For years now, I've gotten up between 3:45 and 5 a.m. purely for logistical reasons, begrudgingly starting my day trying to get my blurry eyes to focus on my coffee. And the idea that an early morning is synonymous with success is incredibly pervasive--people repeatedly point out with the clear intention of emulation that leaders like Tim Cook get up well before the sun.
To all that, I'll argue: Getting up early might not be the secret to success we've all been told it is.
The Basics of Circadian Rhythm
People sleep and are awake based on a natural cycle you've probably heard of--the circadian rhythm. This rhythm is controlled by the hypothalamus in the brain, but it's influenced to a large degree by external factors. The biggest cue for the body is light, but other elements, like temperature, factor in, too.
So in a perfect world for most individuals, the sun would be a natural alarm clock, and work would happen about two hours after our nearest star lifted over the eastern horizon. That's how things worked for centuries before technological advances like the light bulb messed with it all.

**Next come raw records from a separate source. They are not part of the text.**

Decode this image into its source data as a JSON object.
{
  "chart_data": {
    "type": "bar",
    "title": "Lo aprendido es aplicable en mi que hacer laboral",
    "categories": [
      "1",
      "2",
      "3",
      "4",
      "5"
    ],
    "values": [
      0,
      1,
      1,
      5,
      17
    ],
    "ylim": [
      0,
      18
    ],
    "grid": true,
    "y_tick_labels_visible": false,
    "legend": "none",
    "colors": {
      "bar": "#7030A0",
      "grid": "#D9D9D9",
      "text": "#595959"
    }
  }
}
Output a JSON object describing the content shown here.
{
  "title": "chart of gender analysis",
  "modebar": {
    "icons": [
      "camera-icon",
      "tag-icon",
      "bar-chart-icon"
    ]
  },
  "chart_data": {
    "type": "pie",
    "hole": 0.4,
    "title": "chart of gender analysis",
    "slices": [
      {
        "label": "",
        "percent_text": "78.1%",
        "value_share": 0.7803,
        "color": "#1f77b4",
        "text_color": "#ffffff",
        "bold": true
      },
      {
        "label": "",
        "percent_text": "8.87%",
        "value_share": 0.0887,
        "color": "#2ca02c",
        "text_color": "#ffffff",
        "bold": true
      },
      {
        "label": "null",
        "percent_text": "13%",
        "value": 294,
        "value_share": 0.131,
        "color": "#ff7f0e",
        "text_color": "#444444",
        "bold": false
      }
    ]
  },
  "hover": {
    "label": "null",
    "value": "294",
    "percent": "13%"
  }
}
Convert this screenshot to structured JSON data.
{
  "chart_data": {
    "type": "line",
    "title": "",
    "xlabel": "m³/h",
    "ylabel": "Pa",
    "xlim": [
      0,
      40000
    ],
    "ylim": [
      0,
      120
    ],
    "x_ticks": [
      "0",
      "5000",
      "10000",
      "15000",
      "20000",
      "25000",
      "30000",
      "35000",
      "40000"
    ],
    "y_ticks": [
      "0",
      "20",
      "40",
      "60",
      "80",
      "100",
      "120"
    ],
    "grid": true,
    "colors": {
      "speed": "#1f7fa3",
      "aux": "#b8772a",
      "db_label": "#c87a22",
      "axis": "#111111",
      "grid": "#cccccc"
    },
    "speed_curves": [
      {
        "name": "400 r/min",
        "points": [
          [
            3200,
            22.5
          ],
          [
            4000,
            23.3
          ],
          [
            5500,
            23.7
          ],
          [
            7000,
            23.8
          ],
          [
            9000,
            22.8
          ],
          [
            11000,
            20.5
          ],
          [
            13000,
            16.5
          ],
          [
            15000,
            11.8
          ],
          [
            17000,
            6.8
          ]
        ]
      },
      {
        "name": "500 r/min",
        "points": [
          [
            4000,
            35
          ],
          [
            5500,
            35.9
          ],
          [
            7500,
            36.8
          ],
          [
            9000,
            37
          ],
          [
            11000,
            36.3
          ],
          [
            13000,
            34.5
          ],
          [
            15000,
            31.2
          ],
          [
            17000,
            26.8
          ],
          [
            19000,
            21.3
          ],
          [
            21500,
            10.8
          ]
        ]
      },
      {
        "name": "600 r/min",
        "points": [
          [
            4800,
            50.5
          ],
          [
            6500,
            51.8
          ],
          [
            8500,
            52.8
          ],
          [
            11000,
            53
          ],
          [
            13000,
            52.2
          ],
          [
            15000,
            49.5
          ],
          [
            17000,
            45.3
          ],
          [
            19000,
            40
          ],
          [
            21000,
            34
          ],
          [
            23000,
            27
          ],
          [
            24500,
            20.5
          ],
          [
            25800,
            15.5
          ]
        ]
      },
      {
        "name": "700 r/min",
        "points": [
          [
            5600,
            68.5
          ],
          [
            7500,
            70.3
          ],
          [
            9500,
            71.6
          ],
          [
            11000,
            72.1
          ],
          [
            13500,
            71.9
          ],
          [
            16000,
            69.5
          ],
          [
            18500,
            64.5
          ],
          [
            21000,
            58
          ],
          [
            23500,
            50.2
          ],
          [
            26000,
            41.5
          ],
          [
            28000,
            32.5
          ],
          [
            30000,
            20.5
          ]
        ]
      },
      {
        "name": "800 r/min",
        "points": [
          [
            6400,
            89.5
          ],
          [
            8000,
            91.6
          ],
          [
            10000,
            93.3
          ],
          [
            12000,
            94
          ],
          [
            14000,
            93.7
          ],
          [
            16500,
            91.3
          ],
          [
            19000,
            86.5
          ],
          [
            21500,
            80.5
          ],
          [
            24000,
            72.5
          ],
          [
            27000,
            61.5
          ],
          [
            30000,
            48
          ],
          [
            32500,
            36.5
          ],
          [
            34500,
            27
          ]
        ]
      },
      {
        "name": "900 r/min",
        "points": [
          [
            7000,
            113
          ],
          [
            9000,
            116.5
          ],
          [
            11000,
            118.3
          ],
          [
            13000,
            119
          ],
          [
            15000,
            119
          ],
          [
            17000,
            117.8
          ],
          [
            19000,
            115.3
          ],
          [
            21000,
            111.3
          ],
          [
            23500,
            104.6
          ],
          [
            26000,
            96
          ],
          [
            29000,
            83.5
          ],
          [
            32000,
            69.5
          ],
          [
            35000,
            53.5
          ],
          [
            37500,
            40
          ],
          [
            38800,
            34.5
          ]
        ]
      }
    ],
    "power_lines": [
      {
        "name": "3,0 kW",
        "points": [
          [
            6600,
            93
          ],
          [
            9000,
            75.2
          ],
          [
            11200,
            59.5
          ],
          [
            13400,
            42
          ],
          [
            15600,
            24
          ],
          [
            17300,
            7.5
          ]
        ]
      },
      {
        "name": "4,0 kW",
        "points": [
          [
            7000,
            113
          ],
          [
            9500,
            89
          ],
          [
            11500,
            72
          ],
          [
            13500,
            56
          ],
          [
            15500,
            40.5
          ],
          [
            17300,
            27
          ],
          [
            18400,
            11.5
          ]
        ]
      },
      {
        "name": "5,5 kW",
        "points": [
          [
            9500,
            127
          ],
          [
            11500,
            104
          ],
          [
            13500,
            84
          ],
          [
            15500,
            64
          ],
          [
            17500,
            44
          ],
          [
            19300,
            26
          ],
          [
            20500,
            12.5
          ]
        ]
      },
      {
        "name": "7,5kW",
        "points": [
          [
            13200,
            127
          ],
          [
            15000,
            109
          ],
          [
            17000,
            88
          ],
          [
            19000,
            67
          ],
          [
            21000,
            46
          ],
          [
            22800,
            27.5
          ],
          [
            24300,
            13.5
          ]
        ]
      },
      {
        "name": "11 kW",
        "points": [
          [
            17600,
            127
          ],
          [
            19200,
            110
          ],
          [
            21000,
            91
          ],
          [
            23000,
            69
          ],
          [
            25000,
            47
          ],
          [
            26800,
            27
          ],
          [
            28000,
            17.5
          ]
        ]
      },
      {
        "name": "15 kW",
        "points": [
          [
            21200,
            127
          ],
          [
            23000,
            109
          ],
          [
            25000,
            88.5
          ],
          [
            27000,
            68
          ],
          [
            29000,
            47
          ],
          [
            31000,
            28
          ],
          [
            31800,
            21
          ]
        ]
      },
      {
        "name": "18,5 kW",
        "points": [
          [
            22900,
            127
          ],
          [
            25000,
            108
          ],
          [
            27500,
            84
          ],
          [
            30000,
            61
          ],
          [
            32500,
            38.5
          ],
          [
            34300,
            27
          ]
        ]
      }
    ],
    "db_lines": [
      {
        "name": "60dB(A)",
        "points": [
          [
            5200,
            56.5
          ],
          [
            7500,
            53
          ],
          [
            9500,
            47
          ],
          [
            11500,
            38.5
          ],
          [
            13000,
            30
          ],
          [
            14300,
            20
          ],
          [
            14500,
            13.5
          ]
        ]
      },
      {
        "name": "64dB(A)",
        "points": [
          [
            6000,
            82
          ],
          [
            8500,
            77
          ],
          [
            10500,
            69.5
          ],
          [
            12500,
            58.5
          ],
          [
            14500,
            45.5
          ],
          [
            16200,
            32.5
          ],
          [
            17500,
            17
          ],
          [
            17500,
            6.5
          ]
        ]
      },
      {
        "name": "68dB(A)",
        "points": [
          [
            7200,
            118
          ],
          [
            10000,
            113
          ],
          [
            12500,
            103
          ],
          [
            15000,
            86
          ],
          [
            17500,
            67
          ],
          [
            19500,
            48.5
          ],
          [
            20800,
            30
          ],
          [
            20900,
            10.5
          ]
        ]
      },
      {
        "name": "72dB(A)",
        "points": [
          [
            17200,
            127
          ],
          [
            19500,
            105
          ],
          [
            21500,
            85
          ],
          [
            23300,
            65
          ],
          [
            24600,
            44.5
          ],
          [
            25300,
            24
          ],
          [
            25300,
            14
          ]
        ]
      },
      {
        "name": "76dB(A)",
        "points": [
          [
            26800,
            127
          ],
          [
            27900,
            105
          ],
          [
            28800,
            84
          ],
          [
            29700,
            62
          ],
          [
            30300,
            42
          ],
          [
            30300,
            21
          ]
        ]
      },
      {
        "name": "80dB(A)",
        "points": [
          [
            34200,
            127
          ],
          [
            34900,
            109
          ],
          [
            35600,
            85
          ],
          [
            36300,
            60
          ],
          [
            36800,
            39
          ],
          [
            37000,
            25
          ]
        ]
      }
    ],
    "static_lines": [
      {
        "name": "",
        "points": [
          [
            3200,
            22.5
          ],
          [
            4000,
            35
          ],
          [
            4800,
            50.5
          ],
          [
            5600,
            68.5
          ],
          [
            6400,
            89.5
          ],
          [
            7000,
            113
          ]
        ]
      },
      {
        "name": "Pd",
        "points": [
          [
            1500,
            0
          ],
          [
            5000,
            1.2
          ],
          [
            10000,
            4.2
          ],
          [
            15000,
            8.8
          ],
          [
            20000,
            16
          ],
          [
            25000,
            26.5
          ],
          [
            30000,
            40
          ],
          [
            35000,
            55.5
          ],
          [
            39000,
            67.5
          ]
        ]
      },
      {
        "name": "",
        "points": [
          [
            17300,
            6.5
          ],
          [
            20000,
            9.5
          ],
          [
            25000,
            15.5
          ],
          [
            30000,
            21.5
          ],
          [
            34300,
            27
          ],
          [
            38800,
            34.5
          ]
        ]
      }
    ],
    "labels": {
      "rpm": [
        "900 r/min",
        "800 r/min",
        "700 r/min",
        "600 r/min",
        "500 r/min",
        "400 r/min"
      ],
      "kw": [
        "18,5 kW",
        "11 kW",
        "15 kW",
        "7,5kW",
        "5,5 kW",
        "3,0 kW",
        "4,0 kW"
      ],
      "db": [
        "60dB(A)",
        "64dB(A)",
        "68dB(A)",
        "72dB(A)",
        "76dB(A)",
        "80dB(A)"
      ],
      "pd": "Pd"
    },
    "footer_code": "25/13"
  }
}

When the Circadian Rhythm Goes Wrong
Now, this would make 4 a.m. mornings hard enough for plenty of leaders and workers, since 4 a.m. and the sunrise simply aren't aligned in most areas of the world for much of the year.
But it gets worse.
Some people also have honest-to-goodness circadian rhythm disorders. The most common, found in about 10 percent of people who complain of chronic insomnia, is delayed sleep-wake phase. With this condition, a person's natural body clock is set so that they fall asleep two or more hours later than most people do, and they get up later in the morning as a result. These "night owls" sleep perfectly fine otherwise, with no real problems getting quality rest.
Then you can have irregular sleep-wake rhythm disorder, where your rhythm is so disorganized you don't really have a pattern at all and just pretty much nap whenever you need to. There's also non-24-hour sleep-wake rhythm, where your rhythm shifts a little bit later every day in a long cycle.
And of course, there is advanced sleep-wake rhythm, where you get up hours before others do. While not everyone who gets up at 4 a.m. has this condition, a naturally earlier clock means that these early birds don't bat an eye at the idea that work starts long before the rooster crows. They naturally can fit the cultural demand to start as soon as possible.
Get Creative Instead of Feeling Guilty or Pointing Fingers
The big picture is, when people insist on the 4 a.m. morning, they're assuming that everyone works under the same biological script, and that changing that script is simply a matter of willpower. But this simply isn't true.
Yes, you can shift your schedule a little and use options like light lamps or oral melatonin as therapy to trick your brain. But variations in sleep scripts are real, and professionals believe that at least some circadian disorders might have a genetic component. That means you shouldn't hold it against yourself or anyone else if those therapies aren't effective enough.
People don't achieve early schedules based on mechanical or arbitrary cultural clocks. They achieve it based on biological ones, and rest and productivity are always in a yin-yang relationship, no matter where your clock setting might be. That means that, particularly now, in an age where flexible scheduling and gig-style jobs are commonplace, it's time to put to rest the idea that 4 a.m. wins.
Instead, get creative to accommodate varying schedule needs, and then achieve your best productivity by getting up whenever you darn well feel like it.